A development company was quick to lap up the leftovers after Joe Abbracciamento Restaurant and Catering served its last course.

Joe Abbracciamento closed March 2 after attracting dignitaries such as President John F. Kennedy and the late U.S. Rep. Geraldine Ferraro while dishing up Italian classics for 65 years.

On March 3, Criterion Group, an Astoria-based development company, submitted plans to the city Department of Buildings seeking to merge 62-96 Woodhaven Blvd. with two lots just north of the former restaurant and construct a 120-unit apartment building on the land.

The seven-story building would come with 47 enclosed parking spaces and 13 outdoor ones, according to paperwork filed with the DOB.
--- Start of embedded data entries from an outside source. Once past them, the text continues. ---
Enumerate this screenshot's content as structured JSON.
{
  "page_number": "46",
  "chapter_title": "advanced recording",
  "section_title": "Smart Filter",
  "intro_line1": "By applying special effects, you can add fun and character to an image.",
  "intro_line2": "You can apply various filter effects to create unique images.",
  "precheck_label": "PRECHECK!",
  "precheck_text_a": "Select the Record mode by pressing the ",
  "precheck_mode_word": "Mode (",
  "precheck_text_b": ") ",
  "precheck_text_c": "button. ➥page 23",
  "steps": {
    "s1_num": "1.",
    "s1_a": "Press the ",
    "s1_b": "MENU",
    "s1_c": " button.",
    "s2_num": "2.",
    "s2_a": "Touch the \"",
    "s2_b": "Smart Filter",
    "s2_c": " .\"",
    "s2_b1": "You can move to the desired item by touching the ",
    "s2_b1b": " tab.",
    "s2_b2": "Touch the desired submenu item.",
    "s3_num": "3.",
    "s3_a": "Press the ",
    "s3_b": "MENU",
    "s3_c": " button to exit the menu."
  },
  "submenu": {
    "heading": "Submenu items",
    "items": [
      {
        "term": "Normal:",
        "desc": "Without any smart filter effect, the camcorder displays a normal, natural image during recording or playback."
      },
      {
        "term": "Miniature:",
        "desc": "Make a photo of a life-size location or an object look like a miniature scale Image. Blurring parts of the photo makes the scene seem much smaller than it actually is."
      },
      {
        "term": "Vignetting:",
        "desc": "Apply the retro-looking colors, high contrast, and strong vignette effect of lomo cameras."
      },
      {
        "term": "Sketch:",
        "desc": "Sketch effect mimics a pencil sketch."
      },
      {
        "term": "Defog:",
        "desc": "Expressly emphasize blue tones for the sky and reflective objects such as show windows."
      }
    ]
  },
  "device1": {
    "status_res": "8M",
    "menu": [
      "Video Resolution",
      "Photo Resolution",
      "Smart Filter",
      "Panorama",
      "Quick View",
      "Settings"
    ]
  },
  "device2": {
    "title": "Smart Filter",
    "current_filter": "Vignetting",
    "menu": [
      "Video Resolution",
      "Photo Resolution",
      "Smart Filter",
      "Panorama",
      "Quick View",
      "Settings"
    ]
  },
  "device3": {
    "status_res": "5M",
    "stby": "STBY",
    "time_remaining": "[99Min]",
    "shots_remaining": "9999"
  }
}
John Abbracciamento, who took over the restaurant his father opened in 1948, said the developers had not yet closed on the property.

Criterion confirmed it was negotiating the sale through Woodhaven Capital LLC, which is registered with the state.

The project would not require zoning variances, according to Eric Benaim, of Modern Spaces, which is handling press for the proposal.

He said the apartments would be rentals, but that the developer was still finalizing renderings so the price range of the units and project cost could not yet be estimated.

Community Board 5 Chairman Vincent Arcuri Jr. said the board would want to study how driveways connect with the apartment building.

“Anything that goes in there will have an effect on the traffic and safety of Woodhaven Boulevard. We’d be concerned where the entrances and exits in that area would be,” Arcuri said.

Criterion is still drafting the traffic plan, according to Benaim.

The company is hoping to utilize the sign that has become a hallmark of Joe Abbracciamento in the building.

“We plan on keeping the sign and having an artist do something to recreate it,” Benaim said. “Maybe it would be incorporated in the lobby.”

But the fate of the orange and beige art deco brick that has characterized the building since it housed a movie theater is less certain.

Benaim said Criterion would not begin considering the façade of the apartments until the interior floor plan had been worked out.

Michael Perlman, chairman of the Rego-Forest Preservation Council, said the group would like to see flourishes from the building’s days as a theater preserved.

Architect Charles Sandblom designed Drake Theatre as the 1939 World’s Fair in Flushing Meadows Corona Park approached, according to Perlman. It started screening movies in 1935, just before the Independent Subway System began serving the growing Rego Park population.

Drake closed in the early 1990s, but Perlman said the brick trim remained as smaller stores started moving into the movie theater.

“Where are our elected officials and the [city Landmarks Preservation Commission] on this issue? Must every distinctive site be demolished for condos? What about respect for our architectural and cultural history and character?” Perlman wrote in an e-mail.

Perlman said many mourned the closure of Forest Hills’ Trylon Theater in 2005, particularly because it was built to coincide with the 1939 World’s Fair and some of its historic features disappeared as the building was converted to a synagogue and cultural center for Bukharian Jewish immigrants.

This time Perlman said he hoped Criterion would consider restoring the theater’s façade on the bottom floor and building apartments above it.

“Every loss of a potential landmark is one too many, particularly for Queens,” Perlman wrote.